Tuck into Lunar New Year specialities
An appetising access point to Lunar New Year is, of course, the cuisine. London has no shortage of world-class options, with Chinatown the epicentre of authentic, East Asian dining. It can be a minefield to navigate though, if you don't know your char siu bao from your cheung fun, so here are some suggestions.
A whole fish is a symbol of prosperity and typically forms the centrepiece of the Lunar New Year dinner. At Jin Li and Lotus Garden, you can tuck into a whole steamed seabass, seasoned traditionally with ginger and spring onions. Also considered prosperous in East Asian culture is the humble chicken, and diners at Orient London can feast on a whole emperor chicken this festive period.
According to a fondly believed legend, the more dumplings you eat during New Year celebrations, the more money you'll make that lunar year.

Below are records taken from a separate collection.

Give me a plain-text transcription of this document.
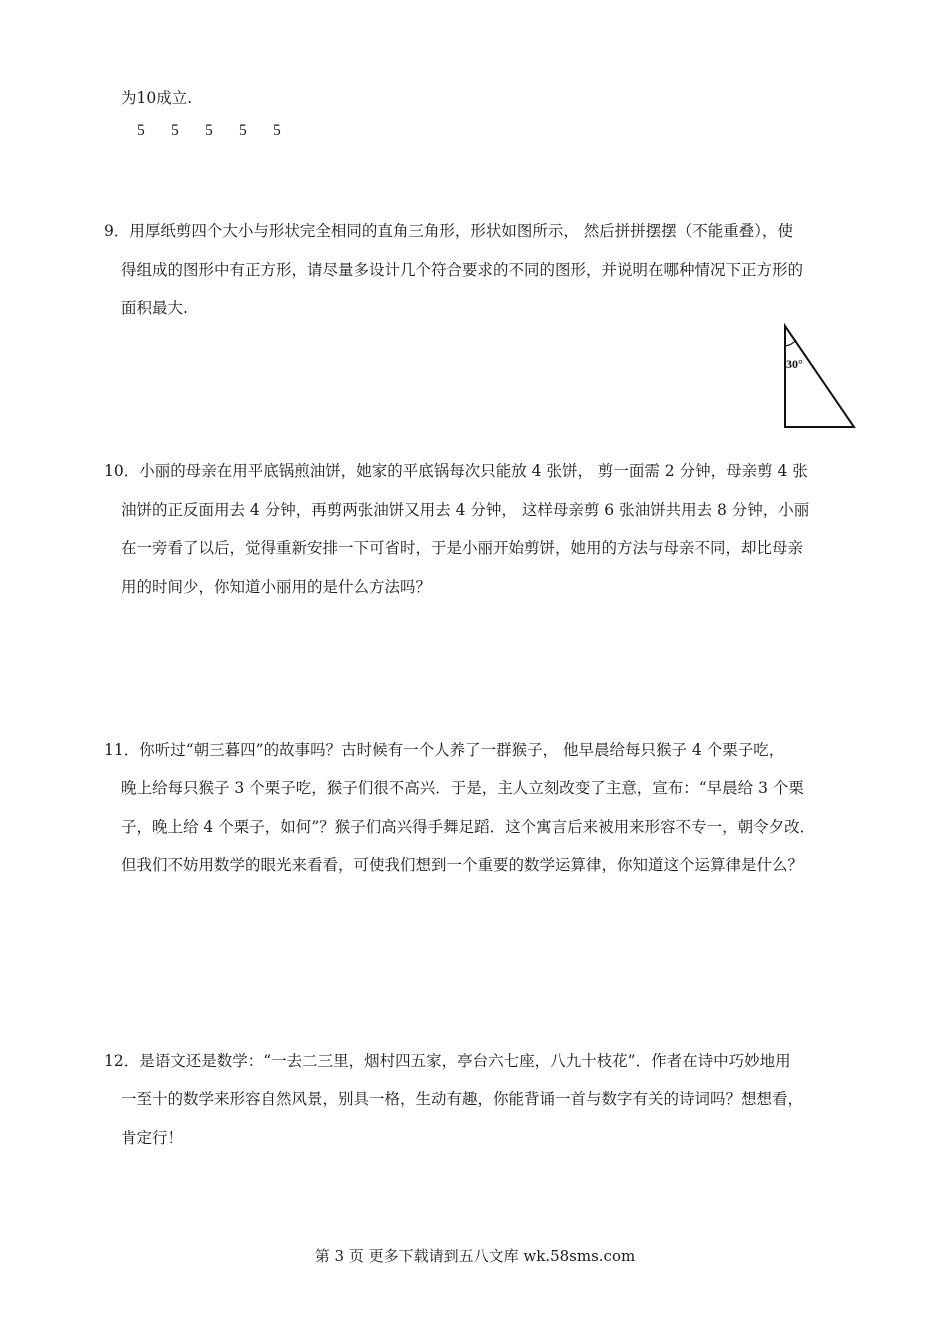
为10成立.

5 5 5 5 5

9．用厚纸剪四个大小与形状完全相同的直角三角形，形状如图所示， 然后拼拼摆摆（不能重叠），使

得组成的图形中有正方形，请尽量多设计几个符合要求的不同的图形，并说明在哪种情况下正方形的

面积最大.

30°

10．小丽的母亲在用平底锅煎油饼，她家的平底锅每次只能放 4 张饼， 剪一面需 2 分钟，母亲剪 4 张

油饼的正反面用去 4 分钟，再剪两张油饼又用去 4 分钟， 这样母亲剪 6 张油饼共用去 8 分钟，小丽

在一旁看了以后，觉得重新安排一下可省时，于是小丽开始剪饼，她用的方法与母亲不同，却比母亲

用的时间少，你知道小丽用的是什么方法吗？

11．你听过“朝三暮四”的故事吗？古时候有一个人养了一群猴子， 他早晨给每只猴子 4 个栗子吃，

晚上给每只猴子 3 个栗子吃，猴子们很不高兴．于是，主人立刻改变了主意，宣布：“早晨给 3 个栗

子，晚上给 4 个栗子，如何”？猴子们高兴得手舞足蹈．这个寓言后来被用来形容不专一，朝令夕改．

但我们不妨用数学的眼光来看看，可使我们想到一个重要的数学运算律，你知道这个运算律是什么？

12．是语文还是数学：“一去二三里，烟村四五家，亭台六七座，八九十枝花”．作者在诗中巧妙地用

一至十的数学来形容自然风景，别具一格，生动有趣，你能背诵一首与数字有关的诗词吗？想想看，

肯定行！

第 3 页 更多下载请到五八文库 wk.58sms.com
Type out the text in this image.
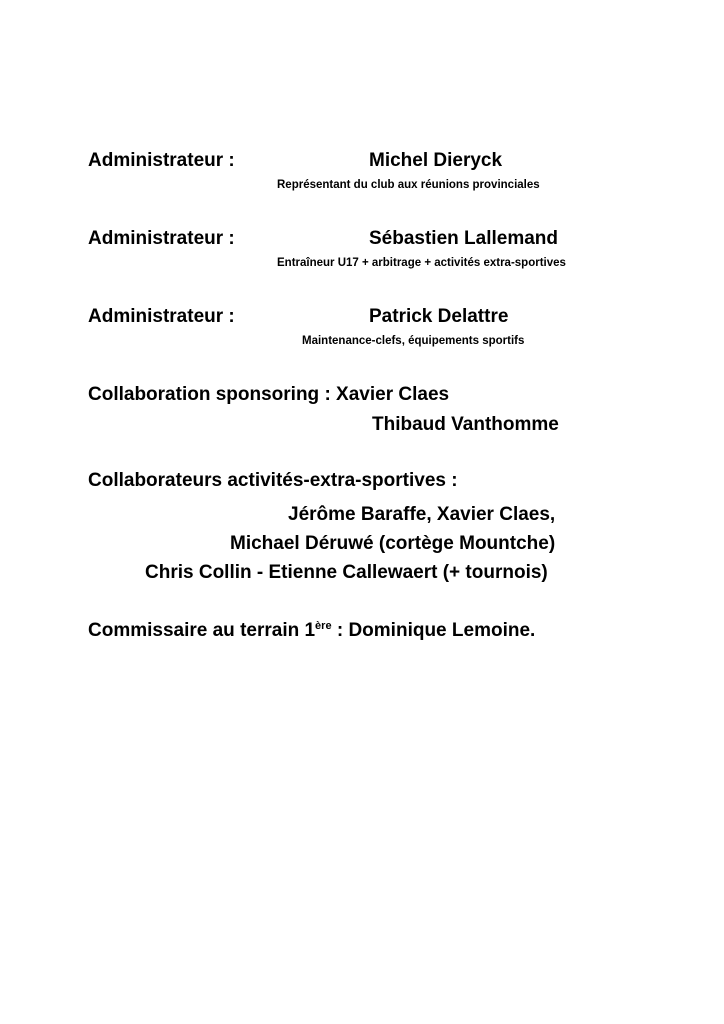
Administrateur :	Michel Dieryck
Représentant du club aux réunions provinciales
Administrateur :	Sébastien Lallemand
Entraîneur U17 + arbitrage + activités extra-sportives
Administrateur :	Patrick Delattre
Maintenance-clefs, équipements sportifs
Collaboration sponsoring : Xavier Claes
Thibaud Vanthomme
Collaborateurs activités-extra-sportives :
Jérôme Baraffe, Xavier Claes,
Michael Déruwé (cortège Mountche)
Chris Collin - Etienne Callewaert (+ tournois)
Commissaire au terrain 1ère : Dominique Lemoine.
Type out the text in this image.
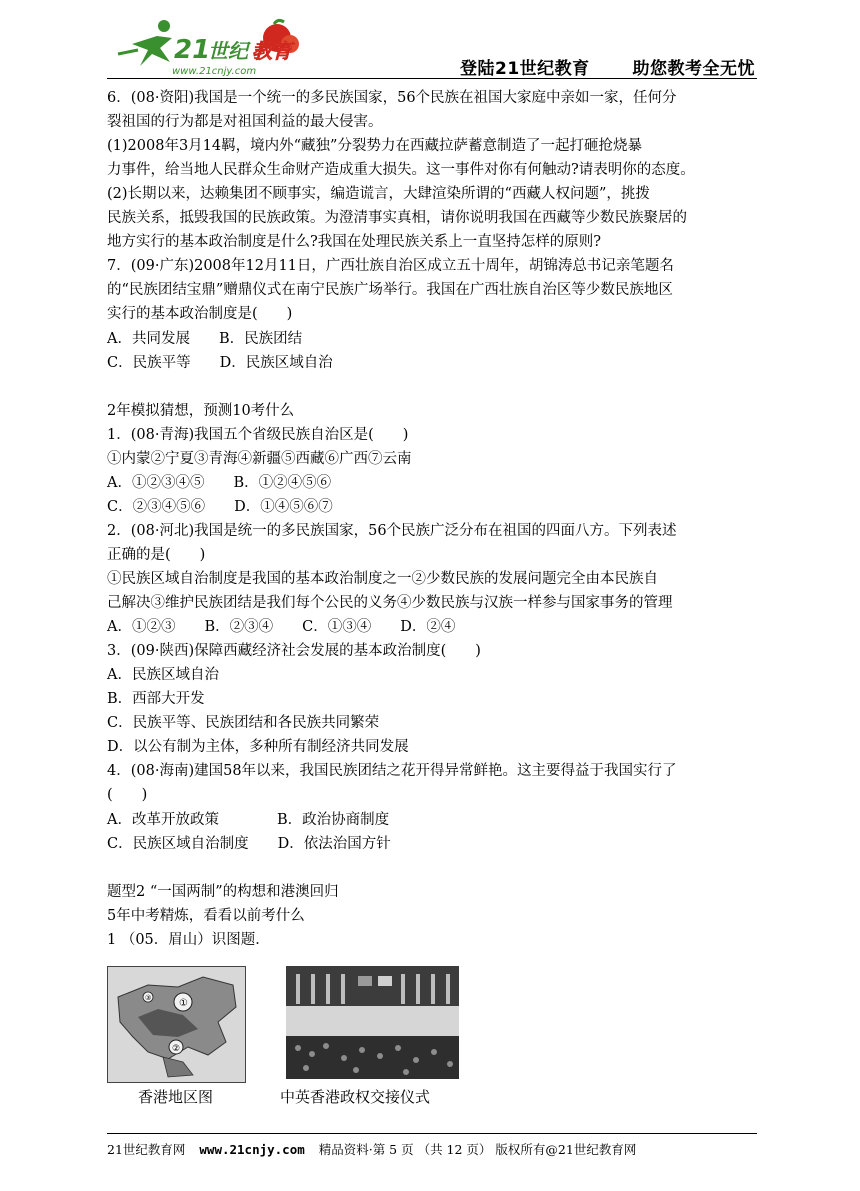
21
世纪 教育
www.21cnjy.com	登陆21世纪教育	助您教考全无忧
6．(08·资阳)我国是一个统一的多民族国家，56个民族在祖国大家庭中亲如一家，任何分
裂祖国的行为都是对祖国利益的最大侵害。
(1)2008年3月14羁，境内外“藏独”分裂势力在西藏拉萨蓄意制造了一起打砸抢烧暴
力事件，给当地人民群众生命财产造成重大损失。这一事件对你有何触动?请表明你的态度。
(2)长期以来，达赖集团不顾事实，编造谎言，大肆渲染所谓的“西藏人权问题”，挑拨
民族关系，抵毁我国的民族政策。为澄清事实真相，请你说明我国在西藏等少数民族聚居的
地方实行的基本政治制度是什么?我国在处理民族关系上一直坚持怎样的原则?
7．(09·广东)2008年12月11日，广西壮族自治区成立五十周年，胡锦涛总书记亲笔题名
的“民族团结宝鼎”赠鼎仪式在南宁民族广场举行。我国在广西壮族自治区等少数民族地区
实行的基本政治制度是(　　)
A．共同发展　　B．民族团结
C．民族平等　　D．民族区域自治
2年模拟猜想，预测10考什么
1．(08·青海)我国五个省级民族自治区是(　　)
①内蒙②宁夏③青海④新疆⑤西藏⑥广西⑦云南
A．①②③④⑤　　B．①②④⑤⑥
C．②③④⑤⑥　　D．①④⑤⑥⑦
2．(08·河北)我国是统一的多民族国家，56个民族广泛分布在祖国的四面八方。下列表述
正确的是(　　)
①民族区域自治制度是我国的基本政治制度之一②少数民族的发展问题完全由本民族自
己解决③维护民族团结是我们每个公民的义务④少数民族与汉族一样参与国家事务的管理
A．①②③　　B．②③④　　C．①③④　　D．②④
3．(09·陕西)保障西藏经济社会发展的基本政治制度(　　)
A．民族区域自治
B．西部大开发
C．民族平等、民族团结和各民族共同繁荣
D．以公有制为主体，多种所有制经济共同发展
4．(08·海南)建国58年以来，我国民族团结之花开得异常鲜艳。这主要得益于我国实行了
(　　)
A．改革开放政策　　　　B．政治协商制度
C．民族区域自治制度　　D．依法治国方针
题型2 “一国两制”的构想和港澳回归
5年中考精炼，看看以前考什么
1 （05．眉山）识图题．
①
②
③
香港地区图	中英香港政权交接仪式
21世纪教育网 www.21cnjy.com 精品资料·第 5 页 （共 12 页） 版权所有@21世纪教育网
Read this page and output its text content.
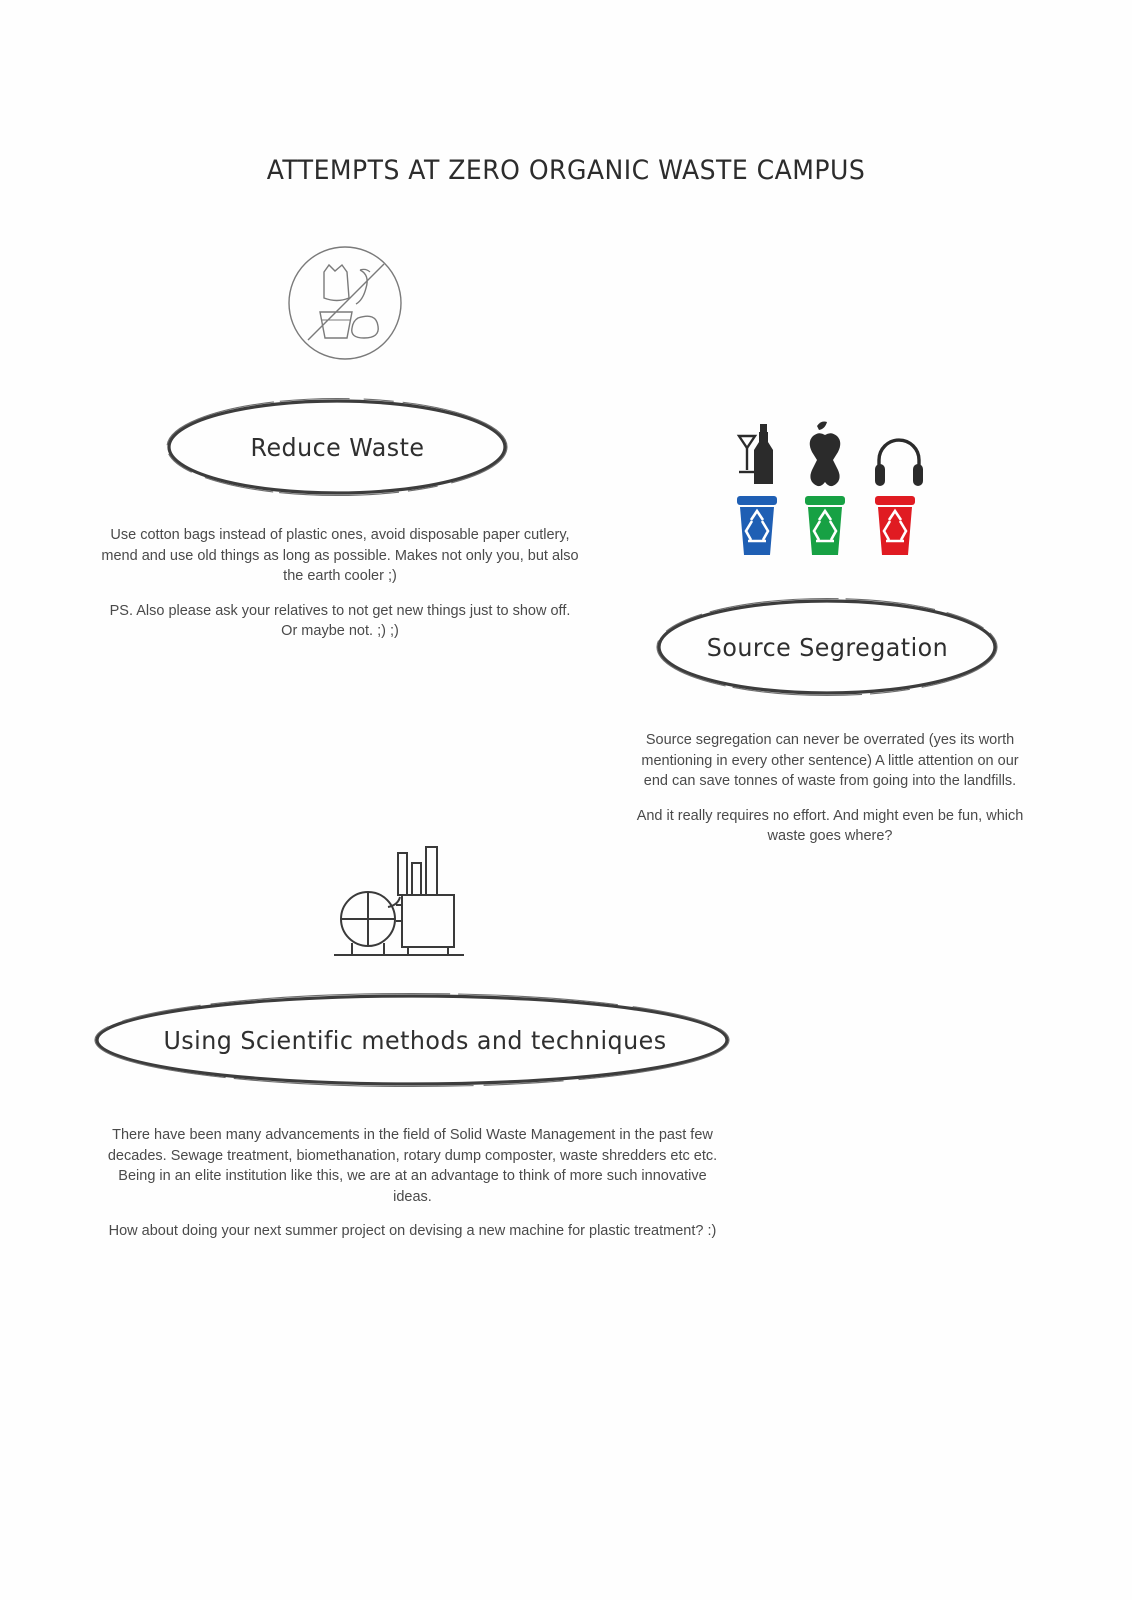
ATTEMPTS AT ZERO ORGANIC WASTE CAMPUS
Reduce Waste

Use cotton bags instead of plastic ones, avoid disposable paper cutlery, mend and use old things as long as possible. Makes not only you, but also the earth cooler ;)

PS. Also please ask your relatives to not get new things just to show off. Or maybe not. ;) ;)

Source Segregation

Source segregation can never be overrated (yes its worth mentioning in every other sentence) A little attention on our end can save tonnes of waste from going into the landfills.

And it really requires no effort. And might even be fun, which waste goes where?

Using Scientific methods and techniques

There have been many advancements in the field of Solid Waste Management in the past few decades. Sewage treatment, biomethanation, rotary dump composter, waste shredders etc etc. Being in an elite institution like this, we are at an advantage to think of more such innovative ideas.

How about doing your next summer project on devising a new machine for plastic treatment? :)
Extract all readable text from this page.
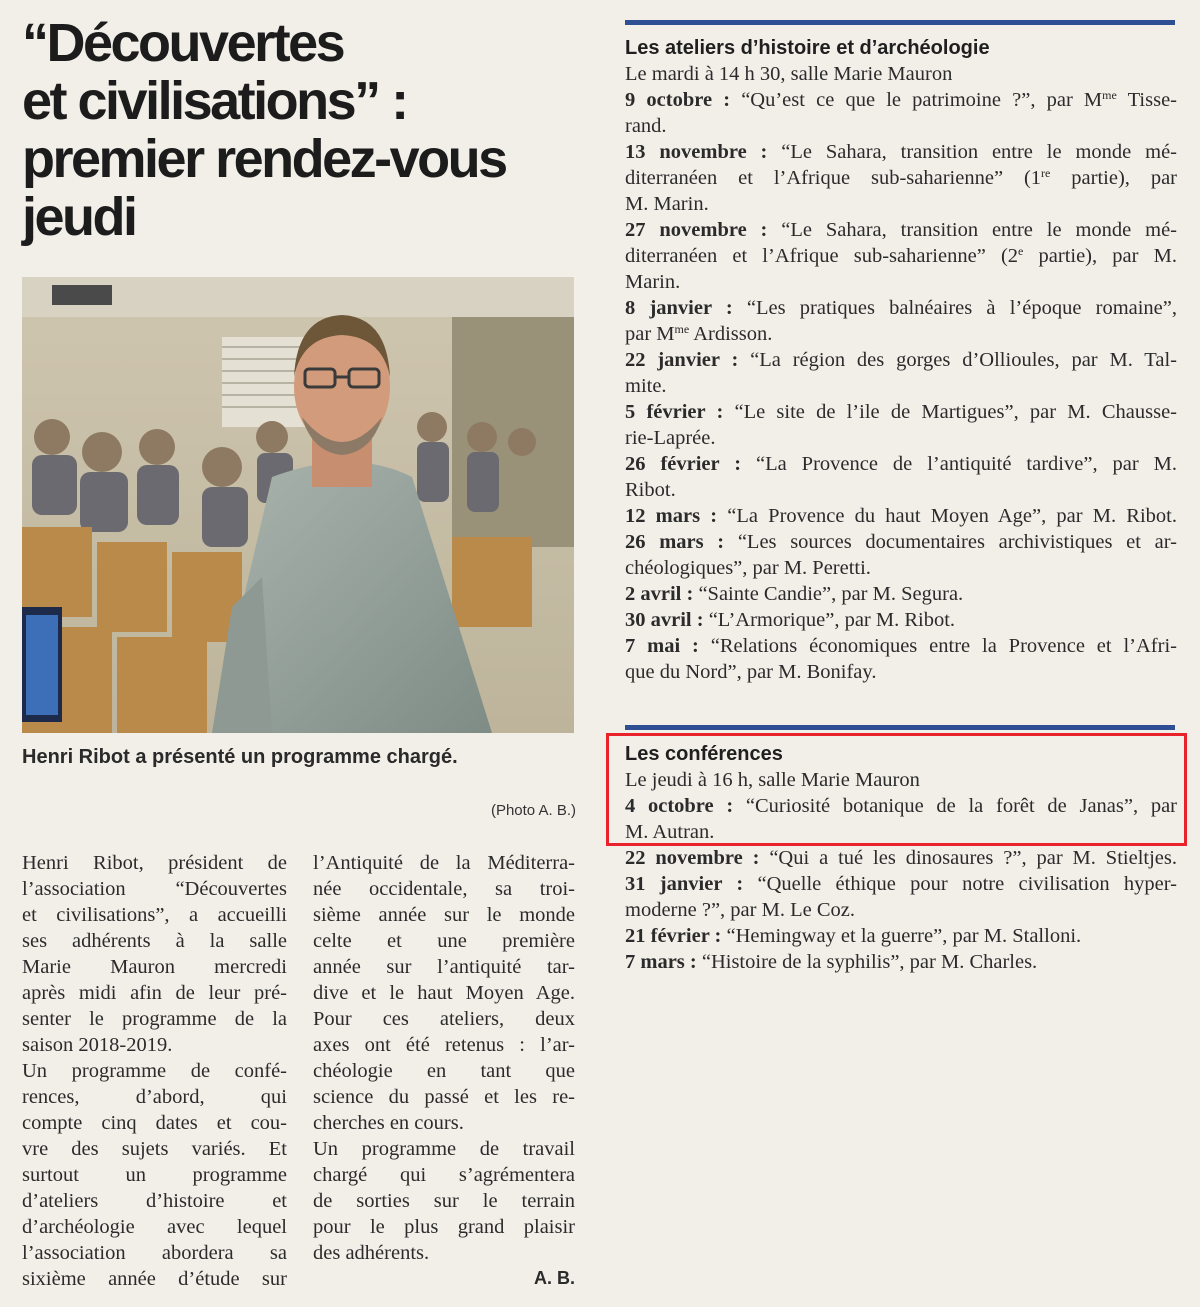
“Découvertes
et civilisations” :
premier rendez-vous
jeudi
Henri Ribot a présenté un programme chargé.
(Photo A. B.)
Henri Ribot, président de
l’association “Découvertes
et civilisations”, a accueilli
ses adhérents à la salle
Marie Mauron mercredi
après midi afin de leur pré-
senter le programme de la
saison 2018-2019.
Un programme de confé-
rences, d’abord, qui
compte cinq dates et cou-
vre des sujets variés. Et
surtout un programme
d’ateliers d’histoire et
d’archéologie avec lequel
l’association abordera sa
sixième année d’étude sur
l’Antiquité de la Méditerra-
née occidentale, sa troi-
sième année sur le monde
celte et une première
année sur l’antiquité tar-
dive et le haut Moyen Age.
Pour ces ateliers, deux
axes ont été retenus : l’ar-
chéologie en tant que
science du passé et les re-
cherches en cours.
Un programme de travail
chargé qui s’agrémentera
de sorties sur le terrain
pour le plus grand plaisir
des adhérents.
A. B.
Les ateliers d’histoire et d’archéologie
Le mardi à 14 h 30, salle Marie Mauron
9 octobre : “Qu’est ce que le patrimoine ?”, par $M^{me}$ Tisse-
rand.
13 novembre : “Le Sahara, transition entre le monde mé-
diterranéen et l’Afrique sub-saharienne” (1re partie), par
M. Marin.
27 novembre : “Le Sahara, transition entre le monde mé-
diterranéen et l’Afrique sub-saharienne” (2e partie), par M.
Marin.
8 janvier : “Les pratiques balnéaires à l’époque romaine”,
par $M^{me}$ Ardisson.
22 janvier : “La région des gorges d’Ollioules, par M. Tal-
mite.
5 février : “Le site de l’ile de Martigues”, par M. Chausse-
rie-Laprée.
26 février : “La Provence de l’antiquité tardive”, par M.
Ribot.
12 mars : “La Provence du haut Moyen Age”, par M. Ribot.
26 mars : “Les sources documentaires archivistiques et ar-
chéologiques”, par M. Peretti.
2 avril : “Sainte Candie”, par M. Segura.
30 avril : “L’Armorique”, par M. Ribot.
7 mai : “Relations économiques entre la Provence et l’Afri-
que du Nord”, par M. Bonifay.
Les conférences
Le jeudi à 16 h, salle Marie Mauron
4 octobre : “Curiosité botanique de la forêt de Janas”, par
M. Autran.
22 novembre : “Qui a tué les dinosaures ?”, par M. Stieltjes.
31 janvier : “Quelle éthique pour notre civilisation hyper-
moderne ?”, par M. Le Coz.
21 février : “Hemingway et la guerre”, par M. Stalloni.
7 mars : “Histoire de la syphilis”, par M. Charles.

Jiaozi dumplings, crescent-shaped savoury parcels that can be boiled or steamed, are considered especially lucky. You'll find a decent selection with a range of tasty fillings at both Jen Café and Dumplings Legend.
Further afield, Michelin Guide restaurant MiMi Mei Fair (pictured) has caught our attention again this year, with its feasting menu (13 January – 5 February) and magic tree installation – a collaboration between founder and restauranteur Samyukta Nair and luxury florist Lucy Vail. Doing away with last year's vibrant red, the tree has been decorated in the lucky colours of the Year of the Rabbit, with purple hydrangeas and blue pimpernel. Beneath the tree's hopeful branches, diners can tuck into a refined menu, with highlights including a 'basket of wealth' (in the form of dim sum); a sharing dish of wok-baked lobster; 'fortune' crispy Norfolk pork; and a dessert of 'baiju ba ba' (rum baba), served with Cantonese kumquat and green cardamom.
Cantonese-style steamed bun specialist Bun House is also marking the new year, launching a trio of limited-edition buns plus a traditional rice cake dessert, Nin Gou. The buns look the part, with one resembling a bunny with a fluffy white tail, while the dessert, made with brown sugar and coconut, is believed to bring good luck and fortune for the year ahead.